Freight Rail, Passenger Rail, Rail Supply

‘No local jobs, no contract’: Shorten takes jobs drive to Maryborough

Opposition leader Bill Shorten has visited the Downer rail workshops in Maryborough on his election campaign this week, to launch Labor’s ‘Local Projects, Local Jobs’ plan to boost local manufacturing.

Citing billions of dollars spent by the Federal Government each year on infrastructure, energy and resource projects around Australia, Shorten said a Labor Government will ensure major contracts support local industries and jobs.

“Maryborough and the train workshops here have been building trains and manufacturing for 170 years, and I have a vision of Australia that we will be a country that will keep manufacturing for a long time into the future,” Shorten said.

“I have a vision that Australian parents can tell their kids they can get an apprenticeship, because Federal Labor – if we win the next election – is going to back Australian made, and Australian manufacturing.”

Accompanied by former industry minister Senator Kim Carr, and Queensland senator Anthony Chisholm, the Opposition leader – currently favoured by bookies to be the next prime minister – criticised a marketplace for government work which he says currently locks out local businesses, where multinationals bring in their own suppliers.

He said Labor believes local small and medium businesses can do the job competitively.

“Australia should be a manufacturing powerhouse,” he said.

“One of the best tools we’ve got at our disposal is to use the power of the Commonwealth expenditure to back local.

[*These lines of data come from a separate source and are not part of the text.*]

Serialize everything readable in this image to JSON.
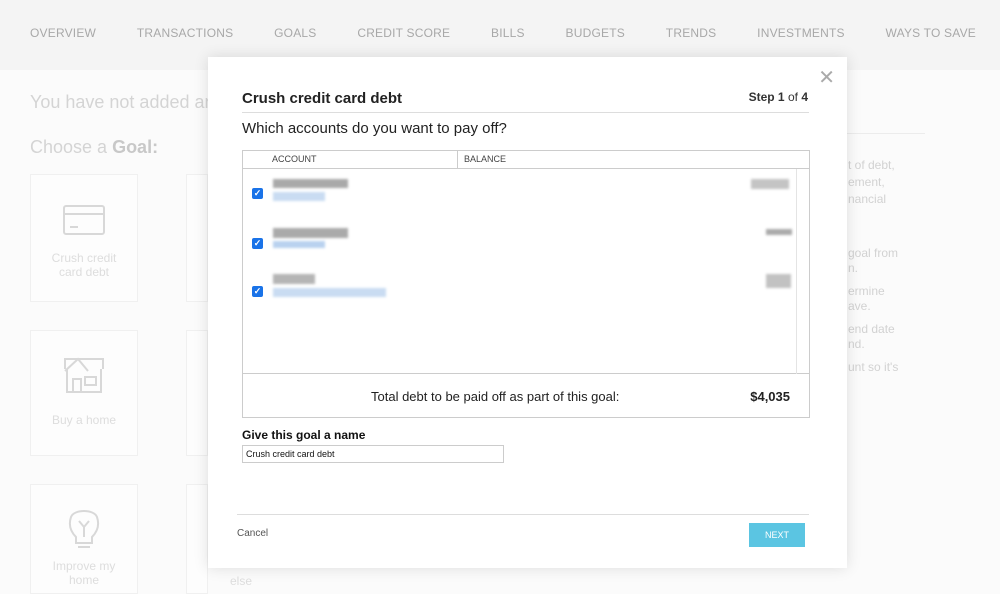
{
  "nav": [
    "OVERVIEW",
    "TRANSACTIONS",
    "GOALS",
    "CREDIT SCORE",
    "BILLS",
    "BUDGETS",
    "TRENDS",
    "INVESTMENTS",
    "WAYS TO SAVE"
  ],
  "background": {
    "headline": "You have not added an",
    "choose_prefix": "Choose a ",
    "choose_bold": "Goal:",
    "cards": [
      {
        "label": "Crush credit card debt",
        "icon": "credit-card-icon"
      },
      {
        "label": "Buy a home",
        "icon": "house-icon"
      },
      {
        "label": "Improve my home",
        "icon": "lightbulb-icon"
      }
    ],
    "second_col_partial": "else",
    "right_text": [
      "t of debt,",
      "ement,",
      "nancial",
      "",
      "goal from",
      "n.",
      "ermine",
      "ave.",
      "end date",
      "nd.",
      "unt so it's"
    ]
  },
  "modal": {
    "title": "Crush credit card debt",
    "step_word": "Step",
    "step_current": "1",
    "step_of": "of",
    "step_total": "4",
    "question": "Which accounts do you want to pay off?",
    "columns": [
      "ACCOUNT",
      "BALANCE"
    ],
    "accounts": [
      {
        "checked": true
      },
      {
        "checked": true
      },
      {
        "checked": true
      }
    ],
    "total_label": "Total debt to be paid off as part of this goal:",
    "total_value": "$4,035",
    "name_label": "Give this goal a name",
    "name_value": "Crush credit card debt",
    "cancel": "Cancel",
    "next": "NEXT",
    "next_color": "#5bc5e2",
    "checkbox_color": "#1a73e8"
  }
}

Specifically, our proposition – our policy – is as simple as this: No local jobs, no contract.

“Labor’s new national procurement policy is going to put local jobs and local businesses at the centre of all Commonwealth expenditure decisions when it comes to contracting between the Commonwealth and Australian enterprise.”

Under the three-point plan, local businesses would be given better access to government contracts, all public and large private projects would be required to give Australian firms a proper chance to win major work, and all major projects would require a stronger apprenticeship and training component.